With this law, Costa Rica strengthens the actions taken for the protection of minors, as it will punish with three years in prison for those who have sex or any kind of sexual relation with people under 15 years of age, if the difference between the two persons is five or more years.
This law was approved in October 2016 by the Congress, which agreed on a series of amendments to some articles of the Criminal Law, Family Law, Civil Law and the Organic Law of the Supreme Electoral Court and the Civil Registry.
This initiative is changing a national reality, as only in the year 2015 were received 4,700 complaints regarding sexual relations with minors.
This new law of Improper Relations entered reforms different Laws in Costa Rica, and establishes:
-Prison for adults who maintain sexual relations with minors between the ages of 15 and 18, provided that the adult takes a difference of seven years in age, the penalty will range from two to three years in jail.
– In case of sexual relations with minors between 13 and 15 years, the law punishes the adult with three to six years of jail, when the age difference is of five years or more.
– A punish of 4 to 10 years of prison imprisonment when the perpetrator has in respect of the victim a status of father or mother, uncle or aunt, brother or sister, cousin or cousin by consanguinity or affinity; if he/she is a guardian or keeper; if the person is in a position of trust or authority with respect to the victim or his or her family, regardless of relationship.

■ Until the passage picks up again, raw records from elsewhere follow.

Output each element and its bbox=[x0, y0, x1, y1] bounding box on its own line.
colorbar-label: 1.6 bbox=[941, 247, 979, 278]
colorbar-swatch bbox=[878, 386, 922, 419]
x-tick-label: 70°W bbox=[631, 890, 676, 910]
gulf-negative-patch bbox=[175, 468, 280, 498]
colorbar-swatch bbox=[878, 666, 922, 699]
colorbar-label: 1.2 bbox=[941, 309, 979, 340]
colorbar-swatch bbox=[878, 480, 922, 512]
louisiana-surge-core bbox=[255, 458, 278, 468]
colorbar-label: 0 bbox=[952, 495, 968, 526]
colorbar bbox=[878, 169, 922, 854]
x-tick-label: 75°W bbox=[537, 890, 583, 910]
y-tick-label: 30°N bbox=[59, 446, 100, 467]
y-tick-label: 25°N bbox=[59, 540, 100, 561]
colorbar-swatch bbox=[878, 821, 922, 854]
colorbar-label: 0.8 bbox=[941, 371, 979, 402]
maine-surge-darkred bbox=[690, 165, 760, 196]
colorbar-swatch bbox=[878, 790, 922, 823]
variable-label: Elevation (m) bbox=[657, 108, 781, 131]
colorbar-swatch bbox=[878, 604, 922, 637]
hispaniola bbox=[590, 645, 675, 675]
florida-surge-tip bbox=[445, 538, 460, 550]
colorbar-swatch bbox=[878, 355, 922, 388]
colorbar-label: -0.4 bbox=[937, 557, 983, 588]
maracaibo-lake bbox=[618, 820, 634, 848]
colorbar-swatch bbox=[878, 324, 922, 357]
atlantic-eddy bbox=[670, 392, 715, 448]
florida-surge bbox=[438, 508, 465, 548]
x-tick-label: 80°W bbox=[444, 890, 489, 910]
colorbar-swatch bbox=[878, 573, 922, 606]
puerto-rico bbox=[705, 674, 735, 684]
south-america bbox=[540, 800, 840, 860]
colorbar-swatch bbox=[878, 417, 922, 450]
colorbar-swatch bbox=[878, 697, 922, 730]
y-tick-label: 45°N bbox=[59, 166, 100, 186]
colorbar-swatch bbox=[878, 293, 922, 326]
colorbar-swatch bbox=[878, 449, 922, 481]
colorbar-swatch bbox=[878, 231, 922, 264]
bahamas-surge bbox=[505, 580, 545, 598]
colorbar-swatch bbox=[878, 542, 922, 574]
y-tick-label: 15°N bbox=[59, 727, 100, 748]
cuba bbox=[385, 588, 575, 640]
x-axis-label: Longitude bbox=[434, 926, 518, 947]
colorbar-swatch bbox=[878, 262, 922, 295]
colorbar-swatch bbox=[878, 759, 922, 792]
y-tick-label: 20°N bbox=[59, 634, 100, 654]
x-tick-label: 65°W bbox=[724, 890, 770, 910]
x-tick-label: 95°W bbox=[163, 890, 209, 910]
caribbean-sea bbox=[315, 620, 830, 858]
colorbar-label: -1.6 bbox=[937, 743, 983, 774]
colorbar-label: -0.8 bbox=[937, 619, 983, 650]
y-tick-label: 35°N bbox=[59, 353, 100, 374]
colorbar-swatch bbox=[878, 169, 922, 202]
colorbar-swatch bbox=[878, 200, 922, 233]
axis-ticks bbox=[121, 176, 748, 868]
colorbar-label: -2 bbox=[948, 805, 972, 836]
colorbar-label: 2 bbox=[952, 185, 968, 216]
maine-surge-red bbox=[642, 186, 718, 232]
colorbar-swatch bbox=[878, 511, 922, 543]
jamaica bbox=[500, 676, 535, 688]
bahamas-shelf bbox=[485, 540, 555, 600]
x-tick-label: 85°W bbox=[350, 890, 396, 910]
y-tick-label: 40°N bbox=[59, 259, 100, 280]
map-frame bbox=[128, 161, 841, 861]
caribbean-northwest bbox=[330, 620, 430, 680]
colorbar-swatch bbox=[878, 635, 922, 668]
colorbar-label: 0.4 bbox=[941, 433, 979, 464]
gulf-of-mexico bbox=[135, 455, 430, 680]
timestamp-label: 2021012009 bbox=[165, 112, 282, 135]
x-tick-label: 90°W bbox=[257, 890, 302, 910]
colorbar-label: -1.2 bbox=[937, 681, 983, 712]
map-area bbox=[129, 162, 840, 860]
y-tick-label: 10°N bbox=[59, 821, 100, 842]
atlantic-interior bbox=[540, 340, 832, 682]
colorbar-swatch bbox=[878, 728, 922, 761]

-The law of Improper Relations entered, in turn, prohibits marriage between minors or the marriage of a minor to an adult, in an attempt to reduce teenage pregnancy and dropout in the educational system, among other drawbacks that have already been manifested by having previously allowed.
– It also proposes that parental authority to be eliminated when the minor person is in a situation of abandonment, has been subject to rape or sexual abuse from his/her own family member or guardian.
And finally, this new law protects the rights of minors, when they reach the legal age, in terms of the goods and benefits of them that belong to him/her, since it obliges the person who holds the parental authority to surrender them and render the minor person account of the administration of the same.
This law complies with the commitment made by Costa Rica in the Convention for the Rights of the Child to offer special protection to minors until the age of 18.